Doctoral student Garima Nagar in Associate Professor of Physics Bonggu Shim's plasma and laser physics research lab. Doctoral student Garima Nagar in Associate Professor of Physics Bonggu Shim's plasma and laser physics research lab.
Doctoral student Garima Nagar in Associate Professor of Physics Bonggu Shim's plasma and laser physics research lab. Image Credit: Provided photo.

Grab your best camera and try to shoot a small object in motion — a baseball struck by a bat, perhaps. Can you capture the moment after the strike, when the ball begins its arc toward the stands, without a motion blur?

Photographing sports can be challenging for even seasoned professionals, who need to invest in top-notch camera equipment with fast shutter speeds. Now shrink that ball down to the size of an atom, ramp up the speed of its travel — and you’ll begin to understand the challenges that Associate Professor of Physics Bonggu Shim and his research team face.

Shim and doctoral students Dennis Dempsey and Garima Nagar capture images of an incredibly tiny and fast phenomenon: the creation of plasma when an intense laser pulses through glass. Using a state-of-the-art ultrafast camera method called frequency-domain holography (FDH), they were able to capture the first single-shot snapshot of an intense laser pulse interacting with atoms and molecules in a pane of thin, flexible glass supplied by Corning Inc.

“Our work is, to the best of our knowledge, the first single-shot visualization of glass ionization,” Shim said.

Dempsey and Nagar are lead authors, in collaboration with James Sutherland from Corning Inc., for the recently-published article on their work, “Single-shot ultrafast visualization and measurement of laser–matter interactions in flexible glass using frequency domain holography,” in the March 2020 issue of Optics Letters.

Dempsey and Nagar also won first prize in the energy technical group poster competition at Conference on Lasers and Electro-Optics, one of the largest laser/optics conferences in the world, in May 2019. Eight months prior to that, they won the student poster competition at the 30th annual Electronics Packaging Symposium.

The research group’s work is currently funded by federal agencies: the U.S. National Science Foundation (NSF) and the Air Force Office of Scientific Research. Their findings have the potential to affect not only the scientific understanding of ionization, but to lead to new industrial applications.

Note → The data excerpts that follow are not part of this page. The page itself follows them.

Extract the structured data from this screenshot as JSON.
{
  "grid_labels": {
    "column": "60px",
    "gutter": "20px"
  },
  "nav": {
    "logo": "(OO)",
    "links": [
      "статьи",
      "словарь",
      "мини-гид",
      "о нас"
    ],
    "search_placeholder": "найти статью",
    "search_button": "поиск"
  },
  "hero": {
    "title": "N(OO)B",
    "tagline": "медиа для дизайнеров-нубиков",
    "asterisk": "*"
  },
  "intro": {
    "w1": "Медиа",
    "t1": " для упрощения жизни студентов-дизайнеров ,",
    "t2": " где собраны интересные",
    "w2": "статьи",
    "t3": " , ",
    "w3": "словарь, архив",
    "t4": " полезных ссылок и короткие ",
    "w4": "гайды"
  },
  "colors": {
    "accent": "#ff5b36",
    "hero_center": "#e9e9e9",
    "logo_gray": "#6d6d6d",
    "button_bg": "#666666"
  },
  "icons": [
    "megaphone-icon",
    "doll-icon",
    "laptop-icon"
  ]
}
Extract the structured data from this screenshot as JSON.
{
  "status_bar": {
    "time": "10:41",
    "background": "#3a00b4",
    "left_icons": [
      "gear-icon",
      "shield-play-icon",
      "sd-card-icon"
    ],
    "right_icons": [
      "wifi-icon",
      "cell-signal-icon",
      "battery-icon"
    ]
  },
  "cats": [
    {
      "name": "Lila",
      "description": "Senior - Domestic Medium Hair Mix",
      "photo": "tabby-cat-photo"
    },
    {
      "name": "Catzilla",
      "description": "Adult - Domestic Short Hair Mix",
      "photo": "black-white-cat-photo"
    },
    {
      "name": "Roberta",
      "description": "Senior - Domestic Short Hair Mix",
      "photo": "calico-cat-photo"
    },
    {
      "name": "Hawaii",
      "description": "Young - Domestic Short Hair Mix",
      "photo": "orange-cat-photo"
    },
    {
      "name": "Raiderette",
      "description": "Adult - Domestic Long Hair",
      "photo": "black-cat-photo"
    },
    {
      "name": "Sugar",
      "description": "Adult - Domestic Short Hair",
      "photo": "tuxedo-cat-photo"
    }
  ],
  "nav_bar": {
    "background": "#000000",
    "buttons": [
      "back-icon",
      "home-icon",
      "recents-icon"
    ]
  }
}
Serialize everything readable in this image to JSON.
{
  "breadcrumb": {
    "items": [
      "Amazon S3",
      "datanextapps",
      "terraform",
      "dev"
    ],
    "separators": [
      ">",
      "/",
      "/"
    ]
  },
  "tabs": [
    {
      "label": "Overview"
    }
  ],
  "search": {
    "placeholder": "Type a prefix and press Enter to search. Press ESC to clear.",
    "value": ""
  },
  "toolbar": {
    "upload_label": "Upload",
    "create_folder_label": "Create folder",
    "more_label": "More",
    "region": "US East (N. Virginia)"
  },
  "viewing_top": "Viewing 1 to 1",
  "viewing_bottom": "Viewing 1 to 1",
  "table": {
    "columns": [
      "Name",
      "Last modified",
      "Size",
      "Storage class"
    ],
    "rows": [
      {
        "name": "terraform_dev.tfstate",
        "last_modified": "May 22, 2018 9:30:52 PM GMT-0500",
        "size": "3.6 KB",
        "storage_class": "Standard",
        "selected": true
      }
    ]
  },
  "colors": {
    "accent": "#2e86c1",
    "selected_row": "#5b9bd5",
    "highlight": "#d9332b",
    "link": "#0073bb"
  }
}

“This plasma and laser physics research group at Binghamton University has demonstrated how to leverage collaborations with local industry for studies of fundamental physics phenomena,” said Vyacheslav (Slava) Lukin, a program director in NSF’s Division of Physics. “It is important to maintain two-way collaborations between academia and industry, benefitting both and providing students with first-hand exposure to the variety of possible STEM careers.”

When a material interacts with a laser, changes occur in the tiniest fraction of a second. Seeing and understanding those changes is critical for the development of laser applications, Shim explained. Fortunately, one of those applications is the creation of ultrafast photographic tools such as FDH.

“Lasers are now used everywhere in academia and industry as tools for material processing, device fabrication and even laser fusion,” Shim said.

Super-small and super-fast

Frequency-domain holography (FDH) allows the researchers to take snapshots of intense laser-matter interactions on the femtosecond level, or one quadrillionth of a second. That’s one millionth of one billionth of a second, an unimaginably short segment of time.

No conventional camera exists that can take images on a femtosecond scale. To photograph the motion of electrons in atoms and molecules, you need to use special methods.

One conventional method uses two laser pulses: The first, called the pump, causes ionization while the second, called the probe, captures the images with a controlled time delay. Unlike FDH, this method requires multiple shots, which can require additional material for each snapshot and a longer time to map out the evolution of the laser-matter interactions.

Shim learned the FDH technique from its developer, Professor Michael Downer at the University of Texas at Austin, when he was Downer’s graduate student. Essentially, FDH captures the time evolution of an event with a single laser shot.

Here’s how it works: Laser light has a specific color, characterized by its wavelength; ultrashort laser pulses on the femtosecond scale have multiple colors. In FDH, those colors travel at different times, a technique known as “pulse chirping.” Those chirped pulses can record an event at different times, which is why they are used to “make movies,” Shim explained.

While the technique was previously used for a single-shot visualization of gas ionization, Nagar and Demspey’s experiment marked the first time it successfully captured glass ionization — a process that unfolds differently because glass is typically a thick solid. The nature of glass complicates matters in other ways: It broadens the laser beam due to an effect called dispersion, which complicates the time resolution needed to capture an image.

“For instance, if you want to take a clear picture of a fast train, your camera exposure time should be very short,” Shim explained. “Otherwise, if the camera exposure time is long, the picture looks blurry because the train moves while the camera is taking a picture.”

Enter the specially made glass from Corning, the lab’s partner on the project. At only 100 to 200 micrometers thick, the flexible glass proved the ideal medium for the experiment.

“James Sutherland of Corning and I have been collaborating on a couple of projects thanks to the support of Integrated Electronics Engineering Center of Binghamton University,” Shim said.